The cash generation machine is undeniable — all frameworks acknowledge extraordinary financial engineering
$2.49B free cash flow, 32% FCF margins, zero stock-based compensation in Q4'25 — efficiency metrics that all five legends highlight as exceptional.
Management conviction speaks louder than analyst downgrades
Net insider buying of 75,761 shares worth ~$27 million during the 47% drawdown — Buffett, Marks, and Lynch all cite this as meaningful signal amid market pessimism.
The valuation disconnect is historic, not hypothetical
Market implies 1.02% perpetual growth vs 12.3% trailing FCF growth — an 11-point expectations gap that Mauboussin, Marks, and Graham all identify as extreme mispricing.
Is a 0.90% earnings yield acceptable when treasuries pay 4.33%?

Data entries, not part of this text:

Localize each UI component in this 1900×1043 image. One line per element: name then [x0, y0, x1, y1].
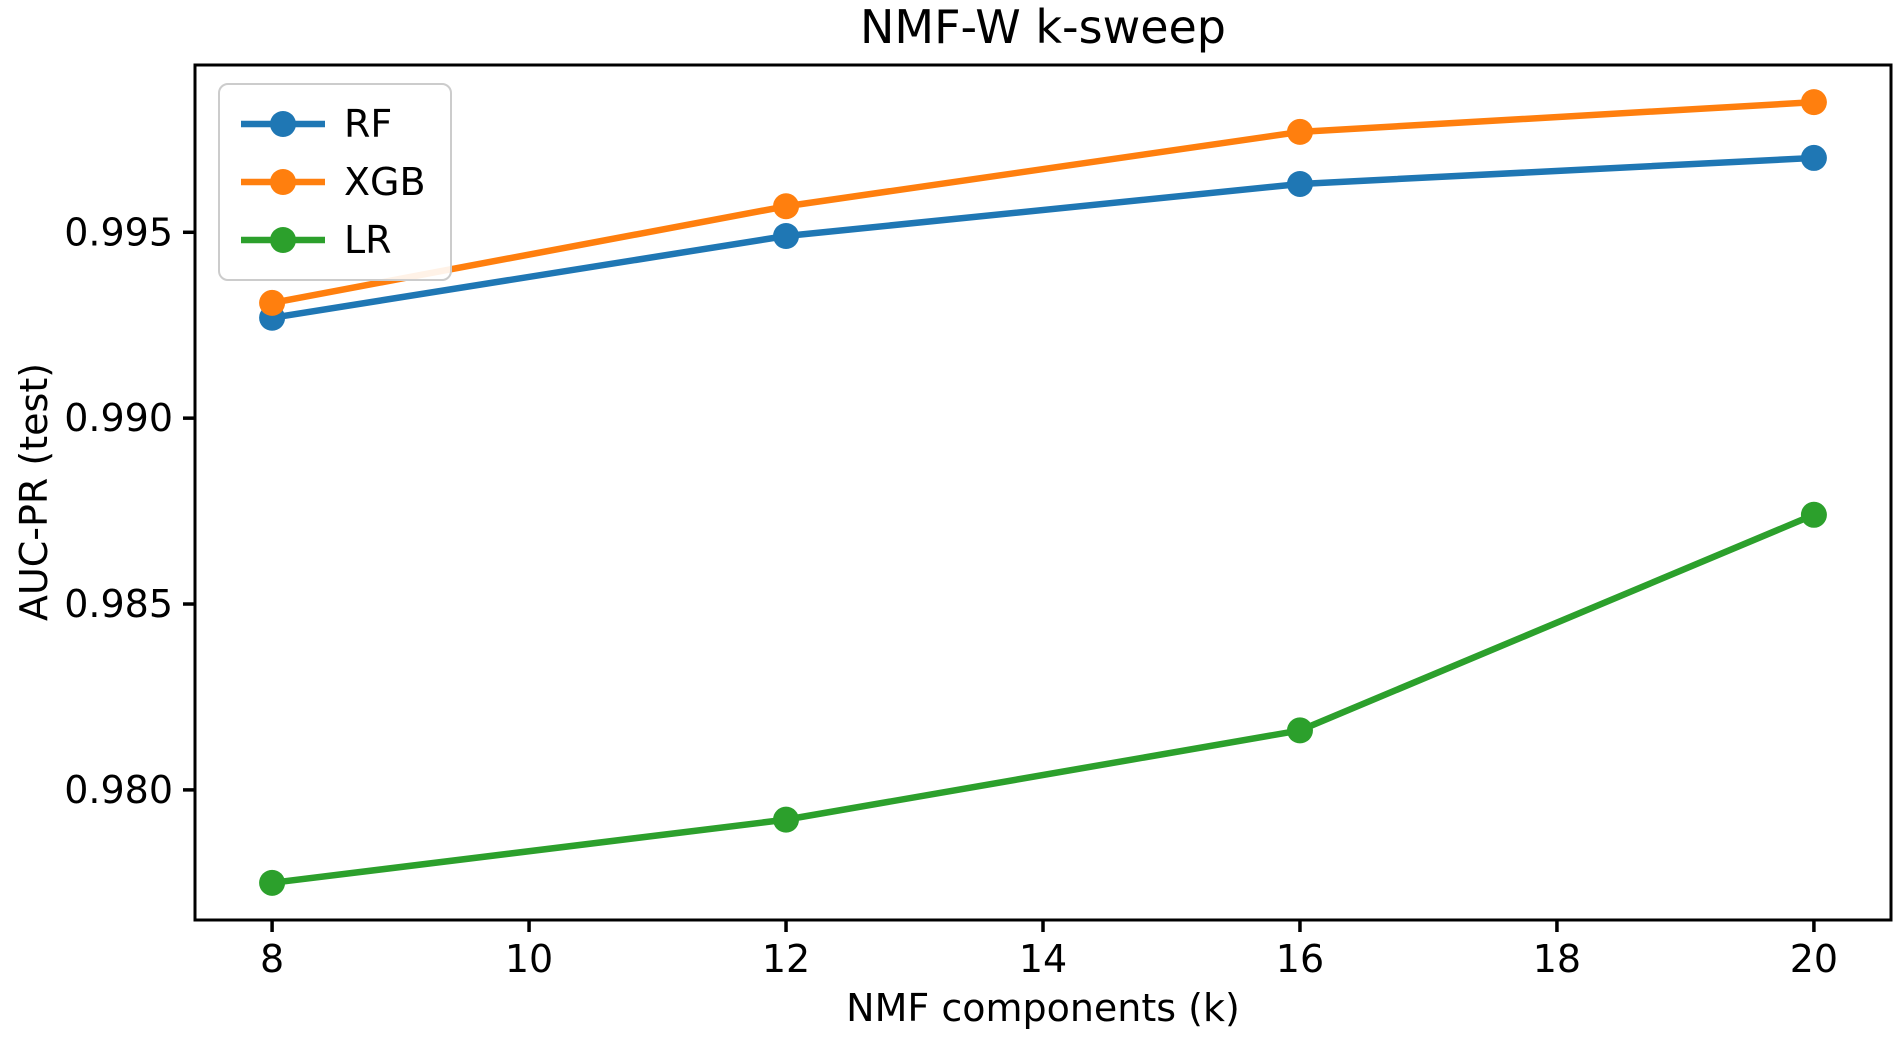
y-tick-label: 0.990	[64, 396, 173, 440]
chart-title: NMF-W k-sweep	[859, 0, 1227, 54]
x-axis-label: NMF components (k)	[846, 986, 1240, 1030]
legend-item-lr: LR	[238, 215, 426, 265]
x-tick-label: 16	[1276, 937, 1324, 981]
x-tick-label: 20	[1790, 937, 1838, 981]
lr-marker-k16	[1286, 717, 1313, 744]
lr-marker-k20	[1800, 501, 1827, 528]
y-tick-label: 0.985	[64, 582, 173, 626]
xgb-marker-k16	[1286, 118, 1313, 145]
legend-sample-rf	[241, 111, 325, 137]
x-tick-label: 10	[505, 937, 553, 981]
legend-item-xgb: XGB	[238, 157, 426, 207]
xgb-line	[268, 98, 1818, 307]
legend-sample-lr	[241, 227, 325, 253]
legend-item-rf: RF	[238, 99, 426, 149]
rf-line	[268, 154, 1818, 322]
rf-marker-k20	[1800, 144, 1827, 171]
rf-marker-k12	[773, 223, 800, 249]
legend-marker-icon	[270, 169, 296, 195]
rf-marker-k16	[1286, 170, 1313, 197]
y-tick-label: 0.980	[64, 768, 173, 812]
y-tick-label: 0.995	[64, 210, 173, 254]
xgb-marker-k20	[1800, 89, 1827, 116]
x-tick-label: 12	[762, 937, 810, 981]
x-tick-label: 18	[1533, 937, 1581, 981]
legend-marker-icon	[270, 227, 296, 253]
lr-line	[268, 511, 1818, 887]
legend-marker-icon	[270, 111, 296, 137]
lr-marker-k12	[773, 806, 800, 833]
legend-label-xgb: XGB	[344, 160, 426, 204]
xgb-marker-k8	[259, 289, 286, 316]
x-tick-label: 14	[1019, 937, 1067, 981]
legend-sample-xgb	[241, 169, 325, 195]
xgb-marker-k12	[773, 193, 800, 220]
legend-label-rf: RF	[344, 102, 393, 146]
legend: RF XGB LR	[218, 83, 452, 281]
lr-marker-k8	[259, 869, 286, 896]
legend-label-lr: LR	[344, 218, 392, 262]
x-tick-label: 8	[260, 937, 284, 981]
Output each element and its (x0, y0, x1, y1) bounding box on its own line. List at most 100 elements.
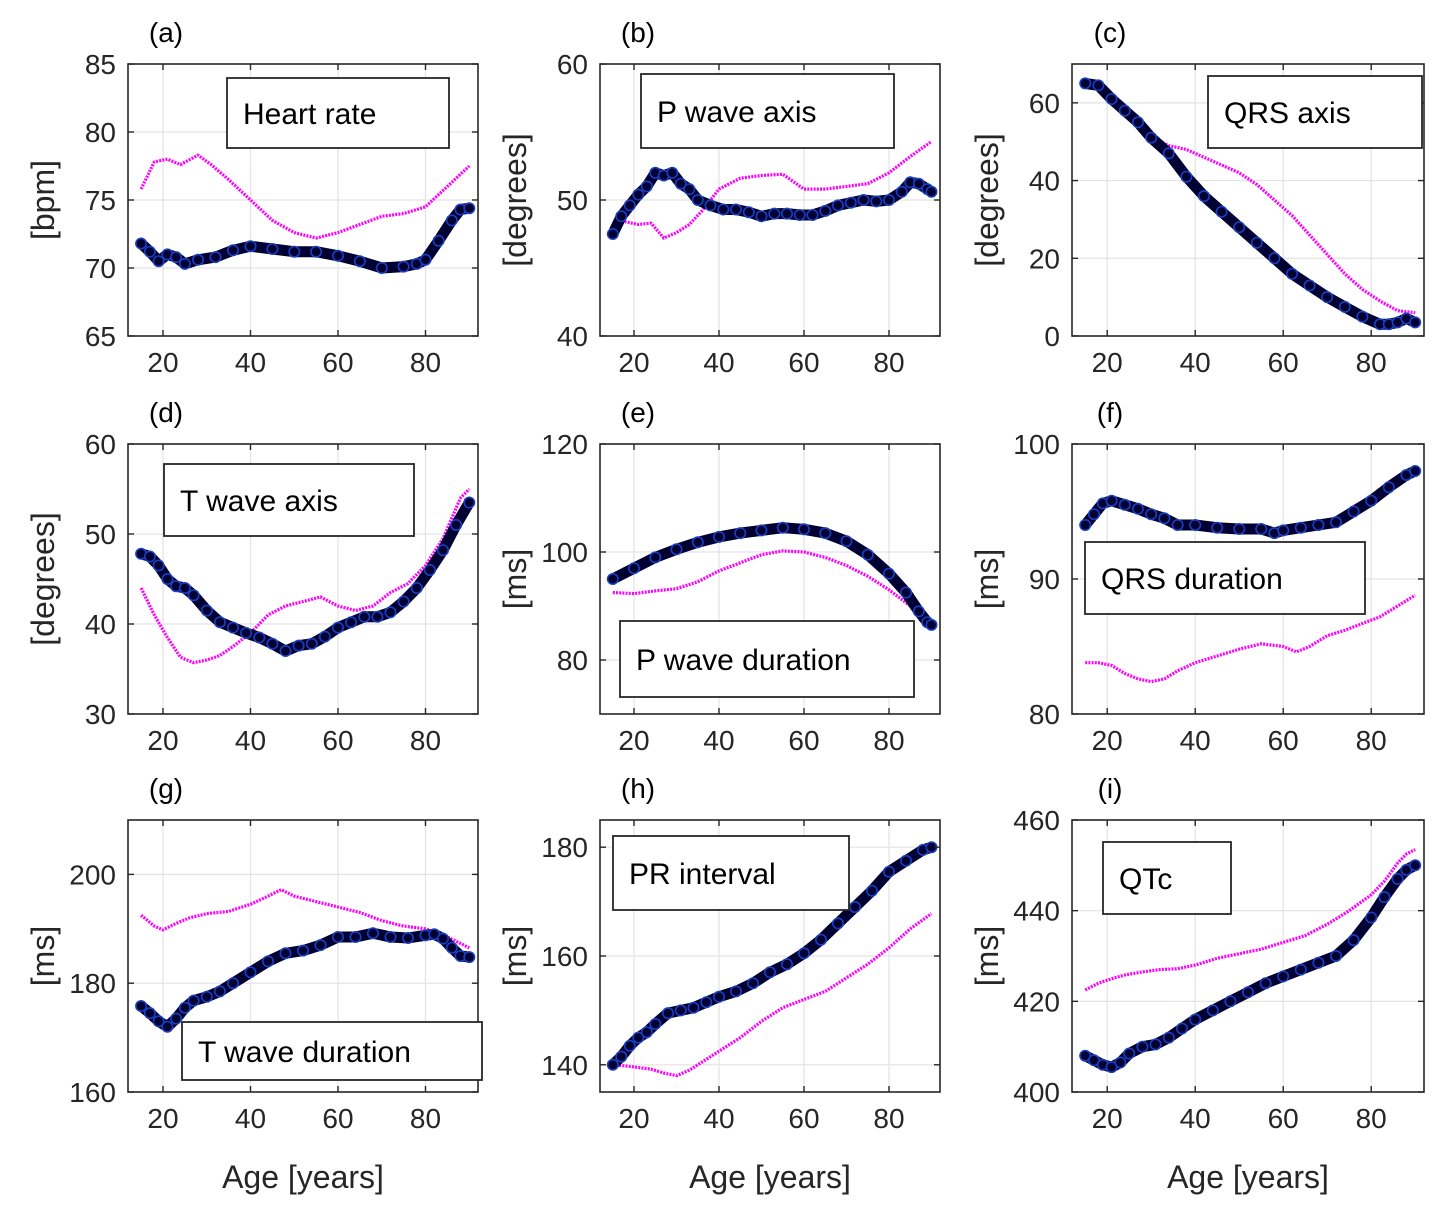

Growth justifies the premium to risk-free rates
12.3% FCF growth and improving margins warrant equity risk premium — the 3.43% spread will close through multiple expansion, not compression.
No margin of safety exists at any growth rate
66x EBITDA eliminates downside protection — Graham sees 111 years of earnings priced in, Lynch calculates a PEG of 3.6, both violations of value discipline.
Does insider buying at decade-low valuations signal opportunity or desperation?
Management sees mispricing others miss
124,844 shares bought vs 19,227 sold in Q1'26, plus Windacre's $1.38B position — smart money accumulating at 15th percentile of 52-week range.
Even insiders can't fight valuation gravity
Stock down 47% despite insider buying — at 66x EBITDA, no amount of conviction overcomes mathematical reality of the valuation.
The 35-point spread masks deeper disagreement — the bulls see a mispriced compounder while the bears see an overvalued stalwart, with no middle ground on whether 66x EBITDA can ever offer value.
All five frameworks miss Roper's unusual positive correlation with interest rates (0.80) — while everyone debates traditional valuation metrics, the company actually thrives in the very rate environment that's crushing its multiple. The business model appears structurally advantaged for higher-rate regimes, yet trades as if rates are its enemy.
If operating cash flow can swing from negative $64 million to positive $738 million while the stock falls 47%, what exactly would it take for the market to care about fundamentals again?